111. Scalet, “Five Most Shocking Things.”

In order to successfully manage cybersecurity, and its sister, data breach response, an executive-level person needs to be engaged, with oversight by the board of directors or other top stakeholders. All too often, we give a person responsibility for “information security,” but it cannot truly be meaningful unless that person is placed high enough in the organization to actually oversee information management across the whole enterprise.
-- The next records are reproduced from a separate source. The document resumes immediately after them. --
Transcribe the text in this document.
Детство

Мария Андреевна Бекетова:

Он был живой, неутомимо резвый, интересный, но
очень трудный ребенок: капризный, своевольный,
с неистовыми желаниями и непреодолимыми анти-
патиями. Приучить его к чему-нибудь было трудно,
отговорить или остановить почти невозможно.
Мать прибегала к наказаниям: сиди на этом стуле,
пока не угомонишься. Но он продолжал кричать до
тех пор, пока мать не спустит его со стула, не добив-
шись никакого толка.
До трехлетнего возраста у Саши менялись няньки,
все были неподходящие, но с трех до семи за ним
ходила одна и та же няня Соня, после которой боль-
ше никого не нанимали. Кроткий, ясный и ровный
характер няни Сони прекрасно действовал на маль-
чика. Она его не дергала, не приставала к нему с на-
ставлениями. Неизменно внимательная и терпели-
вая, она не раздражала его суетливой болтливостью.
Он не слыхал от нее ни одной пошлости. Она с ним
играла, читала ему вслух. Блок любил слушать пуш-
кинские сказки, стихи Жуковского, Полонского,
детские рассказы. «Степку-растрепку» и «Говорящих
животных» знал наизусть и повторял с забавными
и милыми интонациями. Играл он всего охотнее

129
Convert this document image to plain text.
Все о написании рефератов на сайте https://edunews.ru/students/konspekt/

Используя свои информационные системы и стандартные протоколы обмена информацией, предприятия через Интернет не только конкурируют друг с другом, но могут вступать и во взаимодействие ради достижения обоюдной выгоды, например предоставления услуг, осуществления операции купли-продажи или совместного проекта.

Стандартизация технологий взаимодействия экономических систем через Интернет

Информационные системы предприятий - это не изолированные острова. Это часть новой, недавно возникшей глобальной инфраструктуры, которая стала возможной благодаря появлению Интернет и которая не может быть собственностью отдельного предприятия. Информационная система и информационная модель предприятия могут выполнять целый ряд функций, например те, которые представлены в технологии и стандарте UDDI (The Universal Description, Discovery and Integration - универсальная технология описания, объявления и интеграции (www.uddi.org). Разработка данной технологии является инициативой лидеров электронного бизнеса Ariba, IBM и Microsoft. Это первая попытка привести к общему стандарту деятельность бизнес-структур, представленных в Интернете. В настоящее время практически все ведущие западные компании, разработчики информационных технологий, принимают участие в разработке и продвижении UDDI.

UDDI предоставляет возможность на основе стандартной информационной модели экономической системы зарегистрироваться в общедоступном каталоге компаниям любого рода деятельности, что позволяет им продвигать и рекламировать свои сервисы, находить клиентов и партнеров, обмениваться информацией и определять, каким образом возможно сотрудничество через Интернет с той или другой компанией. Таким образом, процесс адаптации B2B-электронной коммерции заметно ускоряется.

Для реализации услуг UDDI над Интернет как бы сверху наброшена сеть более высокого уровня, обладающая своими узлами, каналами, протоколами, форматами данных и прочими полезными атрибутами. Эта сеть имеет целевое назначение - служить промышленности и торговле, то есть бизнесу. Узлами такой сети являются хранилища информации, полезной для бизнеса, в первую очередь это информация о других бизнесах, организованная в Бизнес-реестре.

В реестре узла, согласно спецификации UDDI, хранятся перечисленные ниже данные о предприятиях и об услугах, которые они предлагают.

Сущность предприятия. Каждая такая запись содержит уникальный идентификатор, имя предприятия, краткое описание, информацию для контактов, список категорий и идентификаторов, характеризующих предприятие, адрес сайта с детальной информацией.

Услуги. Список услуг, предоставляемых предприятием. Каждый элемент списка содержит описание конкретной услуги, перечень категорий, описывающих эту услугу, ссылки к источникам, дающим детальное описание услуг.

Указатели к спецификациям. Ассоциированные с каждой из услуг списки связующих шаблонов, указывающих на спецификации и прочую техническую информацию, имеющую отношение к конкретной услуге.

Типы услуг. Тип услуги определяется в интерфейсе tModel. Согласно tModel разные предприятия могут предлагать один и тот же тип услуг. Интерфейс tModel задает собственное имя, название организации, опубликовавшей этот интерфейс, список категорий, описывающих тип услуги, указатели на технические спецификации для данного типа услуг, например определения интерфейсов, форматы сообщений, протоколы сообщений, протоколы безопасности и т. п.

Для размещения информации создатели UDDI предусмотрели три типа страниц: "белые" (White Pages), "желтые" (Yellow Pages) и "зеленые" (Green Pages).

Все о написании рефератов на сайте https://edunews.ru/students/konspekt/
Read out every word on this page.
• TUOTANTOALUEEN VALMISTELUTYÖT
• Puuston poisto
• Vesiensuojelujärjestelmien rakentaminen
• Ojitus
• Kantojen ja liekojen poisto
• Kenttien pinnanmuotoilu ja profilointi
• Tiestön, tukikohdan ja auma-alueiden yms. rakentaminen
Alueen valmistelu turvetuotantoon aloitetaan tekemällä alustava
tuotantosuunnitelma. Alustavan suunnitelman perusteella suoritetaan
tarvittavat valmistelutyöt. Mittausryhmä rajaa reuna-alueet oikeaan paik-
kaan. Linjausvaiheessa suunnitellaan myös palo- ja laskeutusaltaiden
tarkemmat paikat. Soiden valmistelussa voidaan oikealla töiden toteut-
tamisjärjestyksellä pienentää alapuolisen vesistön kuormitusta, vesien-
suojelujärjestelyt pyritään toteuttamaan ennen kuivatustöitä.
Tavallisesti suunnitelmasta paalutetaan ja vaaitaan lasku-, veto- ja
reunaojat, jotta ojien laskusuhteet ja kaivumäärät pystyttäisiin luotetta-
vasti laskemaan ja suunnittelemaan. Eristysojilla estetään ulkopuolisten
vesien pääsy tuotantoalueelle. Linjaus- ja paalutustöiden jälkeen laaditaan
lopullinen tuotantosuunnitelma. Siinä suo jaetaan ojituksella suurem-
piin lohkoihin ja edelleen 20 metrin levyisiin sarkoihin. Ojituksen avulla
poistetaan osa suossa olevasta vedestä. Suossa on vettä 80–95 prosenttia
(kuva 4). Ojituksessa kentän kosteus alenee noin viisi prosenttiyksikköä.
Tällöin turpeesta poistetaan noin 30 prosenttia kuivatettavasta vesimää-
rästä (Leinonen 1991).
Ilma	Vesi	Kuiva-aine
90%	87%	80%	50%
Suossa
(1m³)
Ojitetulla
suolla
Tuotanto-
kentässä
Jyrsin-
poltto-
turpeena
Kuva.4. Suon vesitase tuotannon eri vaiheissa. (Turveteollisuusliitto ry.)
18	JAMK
Within a month of ChoicePoint’s breach notification, the company announced that it had hired Carol DiBattiste, former deputy administrator of the U.S. Transportation Security Administration, to take on the new role of “chief credentialing, compliance and privacy officer” for the company. This new role reported directly to the board of directors. “[W]e need a strong voice outside the day-to-day business that is responsible for customer credentialing, compliance and privacy,” said John Hamrem, chair of ChoicePoint’s privacy committee. “Having a person of Carol’s stature join us is vital to our efforts to have the kind of policies, procedures and compliance programs that build confidence as well as set a standard for the industry.”¹¹²

112. Associated Press, “ChoicePoint Names DiBattiste Chief Credentialing, Compliance and Privacy Officer,” Atlanta Business Chronicle, March 8, 2005, https://www.bizjournals.com/atlanta/stories/2005/03/07/daily6.html.

4.8.2 The Myth of the Security Team

Cybersecurity and data breach response aren’t solo efforts. Large organizations typically have an information security team, which is tasked with both proactive cybersecurity and incident response.

Data breaches, however, are crises that reverberate throughout the organization—and beyond. They cannot be designed or executed solely by the “information security team,” however convenient that might seem. Response planning efforts must reflect the crisis itself and involve stakeholders throughout the organization and out into the broader ecosystem, such as:

• Legal

• Public relations

• Customer relations

• IT

• Cybersecurity team

• Insurance

• Human resources

• Physical security

• Finance

• Executive team

• Board of directors

• Forensics firms

• Customers

• Former IT staff

• Key vendors/suppliers

When developing a data breach crisis response function, management must engage all of the key stakeholders regularly. The frequency and depth of involvement varies for each stakeholder, but in order for crisis response plans to be effective, this involvement must be ongoing throughout the lifespan of the organization.